James Franco as Allen Ginsberg
And interwoven between these scenes are animated scenes as the poem is recited in a voice over. Eric Drooker, who had collaborated with Ginsberg with Illuminated Poems, provided the animation. Like the poem it depicts, the animation is edgy. Send the kids to bed first, because it depicts violence, drug use, and sex. As I watched animation, I was reminded of the 1982 movie Pink Floyd The Wall. It has the same style, the same blunt force, the same brutal honesty.
“Howl” is a poem meant to startle and challenge a complacent society. Howl is a movie that captures that spirit. After watching it, I sat spellbound in my chair and thought, Wow!
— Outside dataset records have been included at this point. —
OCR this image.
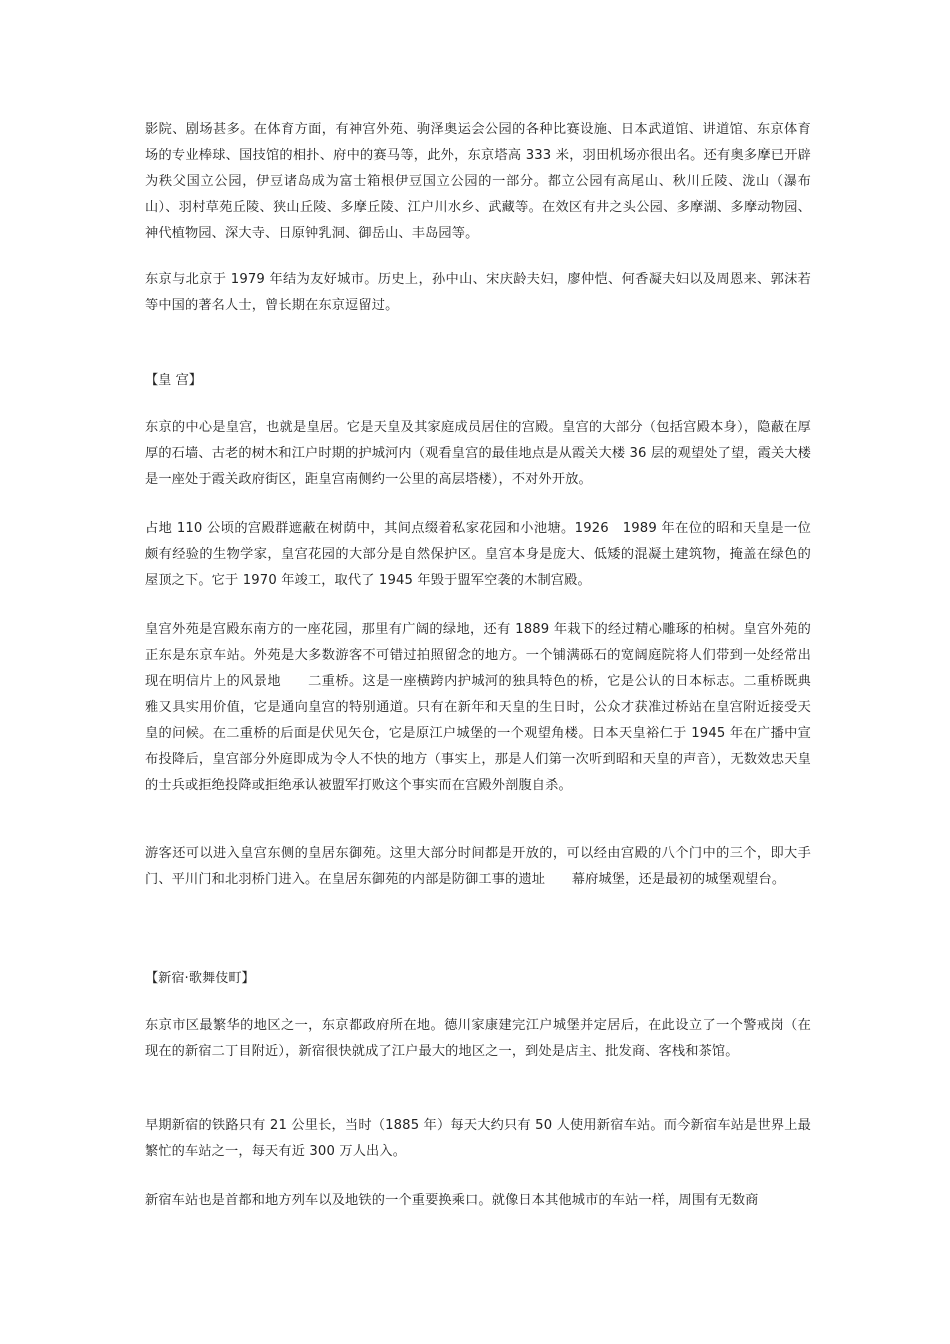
影院、剧场甚多。在体育方面，有神宫外苑、驹泽奥运会公园的各种比赛设施、日本武道馆、讲道馆、东京体育场的专业棒球、国技馆的相扑、府中的赛马等，此外，东京塔高 333 米，羽田机场亦很出名。还有奥多摩已开辟为秩父国立公园，伊豆诸岛成为富士箱根伊豆国立公园的一部分。都立公园有高尾山、秋川丘陵、泷山（瀑布山）、羽村草苑丘陵、狭山丘陵、多摩丘陵、江户川水乡、武藏等。在效区有井之头公园、多摩湖、多摩动物园、神代植物园、深大寺、日原钟乳洞、御岳山、丰岛园等。

东京与北京于 1979 年结为友好城市。历史上，孙中山、宋庆龄夫妇，廖仲恺、何香凝夫妇以及周恩来、郭沫若等中国的著名人士，曾长期在东京逗留过。

【皇 宫】

东京的中心是皇宫，也就是皇居。它是天皇及其家庭成员居住的宫殿。皇宫的大部分（包括宫殿本身），隐蔽在厚厚的石墙、古老的树木和江户时期的护城河内（观看皇宫的最佳地点是从霞关大楼 36 层的观望处了望，霞关大楼是一座处于霞关政府街区，距皇宫南侧约一公里的高层塔楼），不对外开放。

占地 110 公顷的宫殿群遮蔽在树荫中，其间点缀着私家花园和小池塘。1926　1989 年在位的昭和天皇是一位颇有经验的生物学家，皇宫花园的大部分是自然保护区。皇宫本身是庞大、低矮的混凝土建筑物，掩盖在绿色的屋顶之下。它于 1970 年竣工，取代了 1945 年毁于盟军空袭的木制宫殿。

皇宫外苑是宫殿东南方的一座花园，那里有广阔的绿地，还有 1889 年栽下的经过精心雕琢的柏树。皇宫外苑的正东是东京车站。外苑是大多数游客不可错过拍照留念的地方。一个铺满砾石的宽阔庭院将人们带到一处经常出现在明信片上的风景地　　二重桥。这是一座横跨内护城河的独具特色的桥，它是公认的日本标志。二重桥既典雅又具实用价值，它是通向皇宫的特别通道。只有在新年和天皇的生日时，公众才获准过桥站在皇宫附近接受天皇的问候。在二重桥的后面是伏见矢仓，它是原江户城堡的一个观望角楼。日本天皇裕仁于 1945 年在广播中宣布投降后，皇宫部分外庭即成为令人不快的地方（事实上，那是人们第一次听到昭和天皇的声音），无数效忠天皇的士兵或拒绝投降或拒绝承认被盟军打败这个事实而在宫殿外剖腹自杀。

游客还可以进入皇宫东侧的皇居东御苑。这里大部分时间都是开放的，可以经由宫殿的八个门中的三个，即大手门、平川门和北羽桥门进入。在皇居东御苑的内部是防御工事的遗址　　幕府城堡，还是最初的城堡观望台。

【新宿·歌舞伎町】

东京市区最繁华的地区之一，东京都政府所在地。德川家康建完江户城堡并定居后，在此设立了一个警戒岗（在现在的新宿二丁目附近），新宿很快就成了江户最大的地区之一，到处是店主、批发商、客栈和茶馆。

早期新宿的铁路只有 21 公里长，当时（1885 年）每天大约只有 50 人使用新宿车站。而今新宿车站是世界上最繁忙的车站之一，每天有近 300 万人出入。

新宿车站也是首都和地方列车以及地铁的一个重要换乘口。就像日本其他城市的车站一样，周围有无数商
It had been years since I had read the poem, but once I emerged from my delirium, I ran for my copy of Howl and Other Poems and read it again. I don’t know that I had ever appreciated it before. As I had written about the Beat Generation before, in my reviews of Kerouac’s novels, they are writers who interest me but whose work I have always found inferior. Now I know that Ginsberg’s poem is not inferior. I read it aloud, no doubt disturbing my neighbors with my rising voice, because “Howl” is a poem best recited in a howl.
I’m with you in Rockland
where we are great writers on the same dreadful typewriter
I’m with you in Rockland
where your condition has become serious and is reported on the radio
The movie is not better than the poem, but it inspires us to reexamine the poem for our modern world. The times have changed; the times are still the same. And “Howl,” a poem written about the disillusionment of the Beat Generation, still feels relevant. If you’re in the mood for a movie that makes you stop and think, for a movie that is more art than narration, Howl is a perfect choice. How I wish I could decorate my wall with this tapestry.